Professor
Mumbai Campus,
Chairperson,
Centre for Urban Policy and Governance,
School of Habitat Studies
Qualification
M.A. (Pune), Ph.D. (Rutgers)
Contact
lalitha.kamath[at]tiss[dot]ac[dot]in
CV - https://publuu.com/flip-book/395539/896171
Lalitha Kamath is trained as an urban planner and policy analyst. She teaches in the Centre for Urban Policy & Governance, School of Habitat Studies, Tata Institute of Social Sciences, Mumbai. Her research interests centre on questions of urbanization, urban governance and planning, urban politics, and informality. As an urbanist, she has written on the politics and uneven impacts of urban governance and infrastructure projects.
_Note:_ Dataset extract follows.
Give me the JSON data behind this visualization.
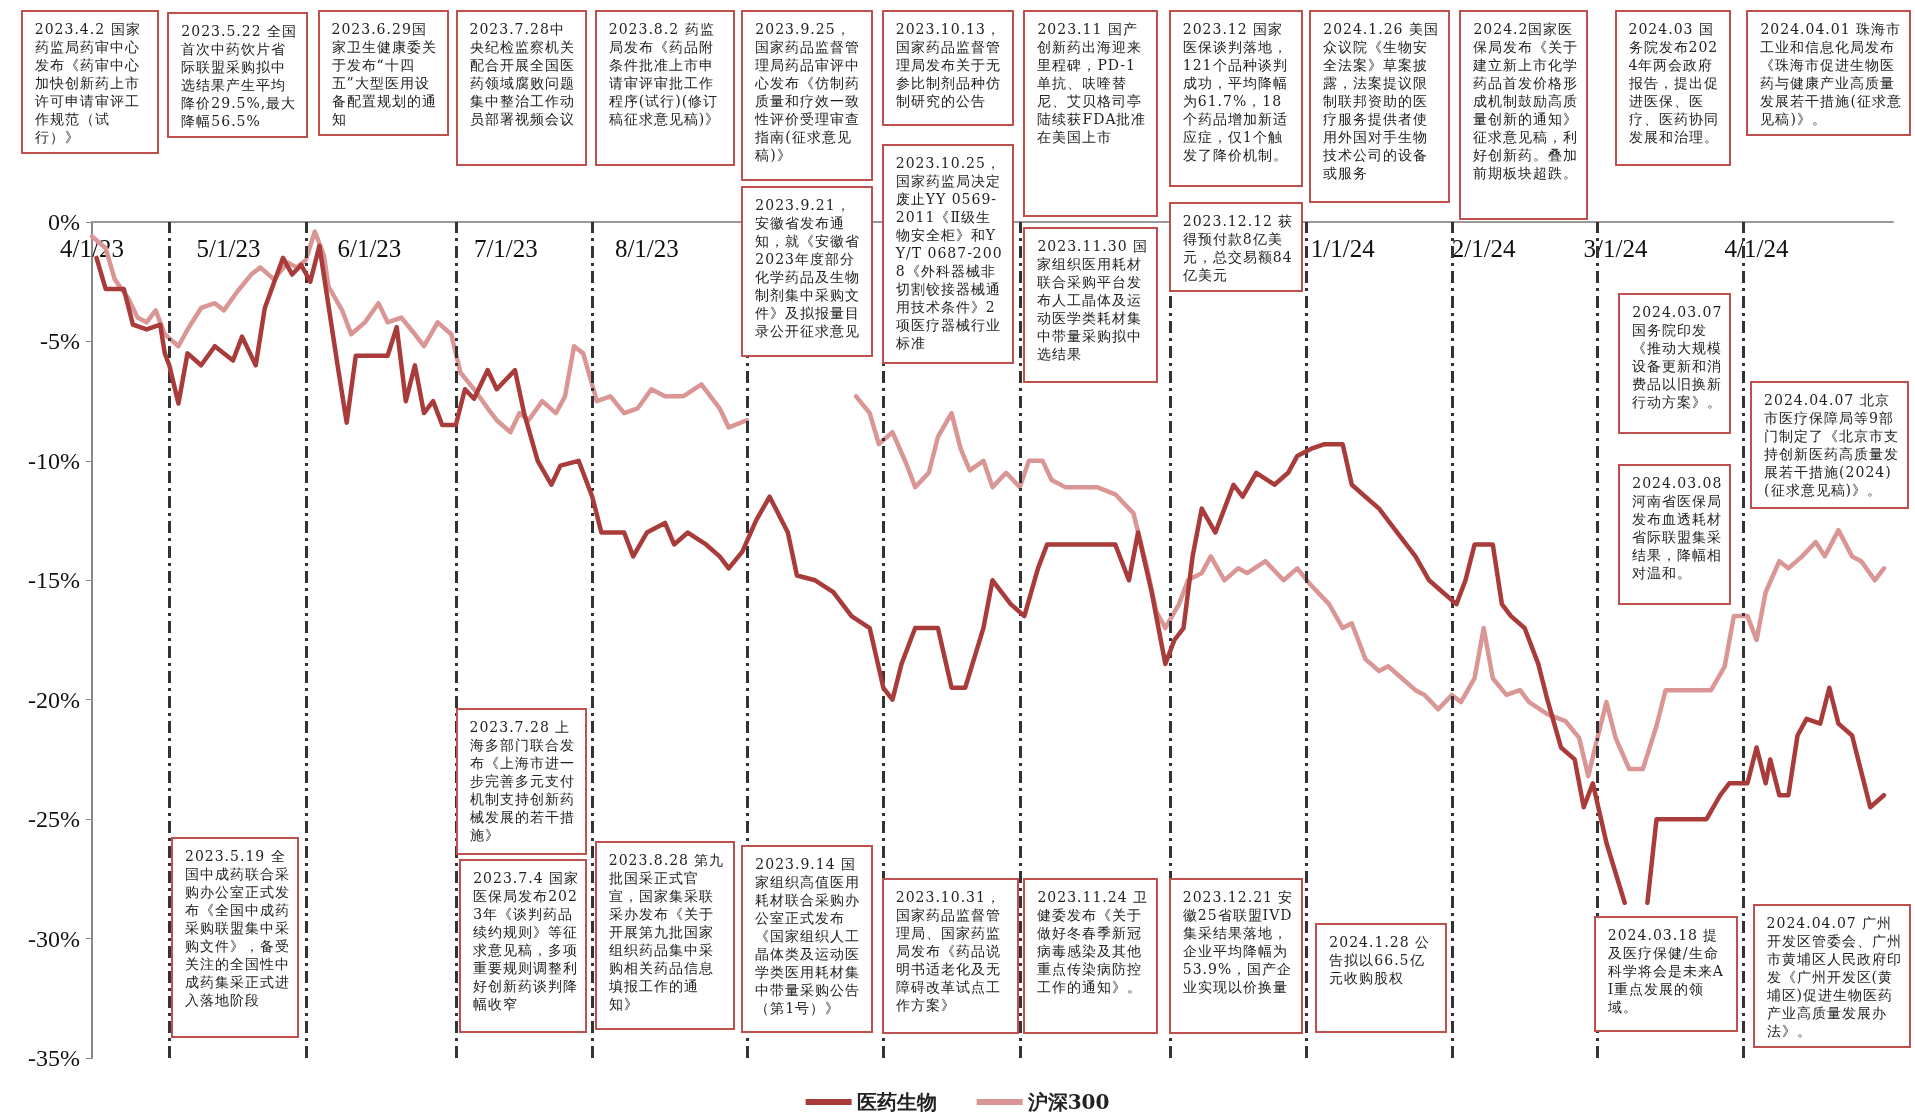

She has also engaged with questions of public participation and citizen collective action in governance and urban planning in her writing and through membership in different city collectives.
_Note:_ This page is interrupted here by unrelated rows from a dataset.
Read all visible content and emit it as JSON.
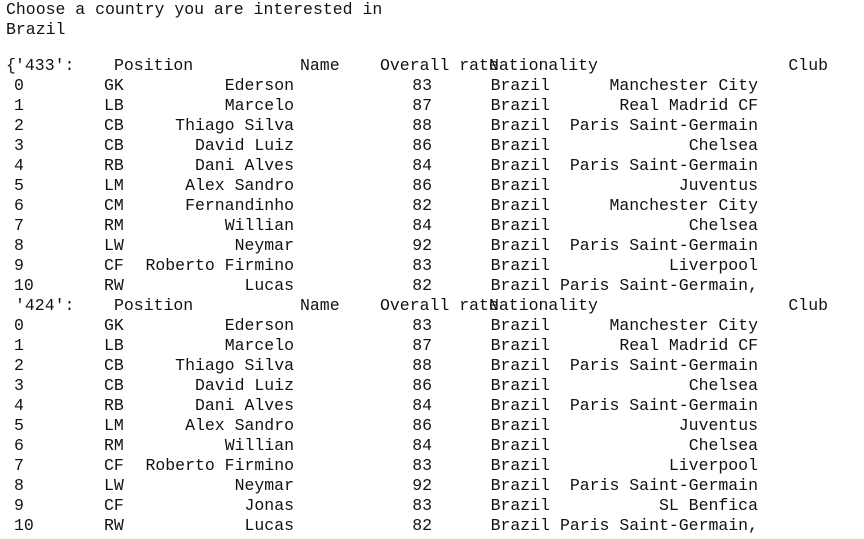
{
  "console": {
    "prompt": "Choose a country you are interested in",
    "input": "Brazil"
  },
  "output": {
    "open_prefix": "{",
    "headers": {
      "position": "Position",
      "name": "Name",
      "overall": "Overall rate",
      "nationality": "Nationality",
      "club": "Club"
    },
    "formations": [
      {
        "key": "'433':",
        "rows": [
          {
            "idx": "0",
            "pos": "GK",
            "name": "Ederson",
            "rate": "83",
            "nat": "Brazil",
            "club": "Manchester City"
          },
          {
            "idx": "1",
            "pos": "LB",
            "name": "Marcelo",
            "rate": "87",
            "nat": "Brazil",
            "club": "Real Madrid CF"
          },
          {
            "idx": "2",
            "pos": "CB",
            "name": "Thiago Silva",
            "rate": "88",
            "nat": "Brazil",
            "club": "Paris Saint-Germain"
          },
          {
            "idx": "3",
            "pos": "CB",
            "name": "David Luiz",
            "rate": "86",
            "nat": "Brazil",
            "club": "Chelsea"
          },
          {
            "idx": "4",
            "pos": "RB",
            "name": "Dani Alves",
            "rate": "84",
            "nat": "Brazil",
            "club": "Paris Saint-Germain"
          },
          {
            "idx": "5",
            "pos": "LM",
            "name": "Alex Sandro",
            "rate": "86",
            "nat": "Brazil",
            "club": "Juventus"
          },
          {
            "idx": "6",
            "pos": "CM",
            "name": "Fernandinho",
            "rate": "82",
            "nat": "Brazil",
            "club": "Manchester City"
          },
          {
            "idx": "7",
            "pos": "RM",
            "name": "Willian",
            "rate": "84",
            "nat": "Brazil",
            "club": "Chelsea"
          },
          {
            "idx": "8",
            "pos": "LW",
            "name": "Neymar",
            "rate": "92",
            "nat": "Brazil",
            "club": "Paris Saint-Germain"
          },
          {
            "idx": "9",
            "pos": "CF",
            "name": "Roberto Firmino",
            "rate": "83",
            "nat": "Brazil",
            "club": "Liverpool"
          },
          {
            "idx": "10",
            "pos": "RW",
            "name": "Lucas",
            "rate": "82",
            "nat": "Brazil",
            "club": "Paris Saint-Germain,"
          }
        ]
      },
      {
        "key": "'424':",
        "rows": [
          {
            "idx": "0",
            "pos": "GK",
            "name": "Ederson",
            "rate": "83",
            "nat": "Brazil",
            "club": "Manchester City"
          },
          {
            "idx": "1",
            "pos": "LB",
            "name": "Marcelo",
            "rate": "87",
            "nat": "Brazil",
            "club": "Real Madrid CF"
          },
          {
            "idx": "2",
            "pos": "CB",
            "name": "Thiago Silva",
            "rate": "88",
            "nat": "Brazil",
            "club": "Paris Saint-Germain"
          },
          {
            "idx": "3",
            "pos": "CB",
            "name": "David Luiz",
            "rate": "86",
            "nat": "Brazil",
            "club": "Chelsea"
          },
          {
            "idx": "4",
            "pos": "RB",
            "name": "Dani Alves",
            "rate": "84",
            "nat": "Brazil",
            "club": "Paris Saint-Germain"
          },
          {
            "idx": "5",
            "pos": "LM",
            "name": "Alex Sandro",
            "rate": "86",
            "nat": "Brazil",
            "club": "Juventus"
          },
          {
            "idx": "6",
            "pos": "RM",
            "name": "Willian",
            "rate": "84",
            "nat": "Brazil",
            "club": "Chelsea"
          },
          {
            "idx": "7",
            "pos": "CF",
            "name": "Roberto Firmino",
            "rate": "83",
            "nat": "Brazil",
            "club": "Liverpool"
          },
          {
            "idx": "8",
            "pos": "LW",
            "name": "Neymar",
            "rate": "92",
            "nat": "Brazil",
            "club": "Paris Saint-Germain"
          },
          {
            "idx": "9",
            "pos": "CF",
            "name": "Jonas",
            "rate": "83",
            "nat": "Brazil",
            "club": "SL Benfica"
          },
          {
            "idx": "10",
            "pos": "RW",
            "name": "Lucas",
            "rate": "82",
            "nat": "Brazil",
            "club": "Paris Saint-Germain,"
          }
        ]
      }
    ]
  }
}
Her first book was a co-edited volume titled Participolis: Consent and Contention in Neoliberal Urban Governance that focused on a critical exploration of emerging discourses and practices of “citizen participation” that have become part of urban governance reforms and infrastructure projects in India. She has developed this theme by studying dominant forms of urban transformations in the Global South – both the structural violence of spatial transformation and processes of slow violence to urban environments. She employs a ‘more than neoliberalism’ framework to examine both structural/slow violence and the specific kinds of displacements it enacts that break and dissolve notions of ‘community’ but also the new forms of politics and urban subjectivities that emerge from this interplay.
Since 2017, she has been engaged in ethnographic work in fishing communities on Mumbai's east coast to understand changing conceptions of urban climates, habitation, labour and value at the water's edge.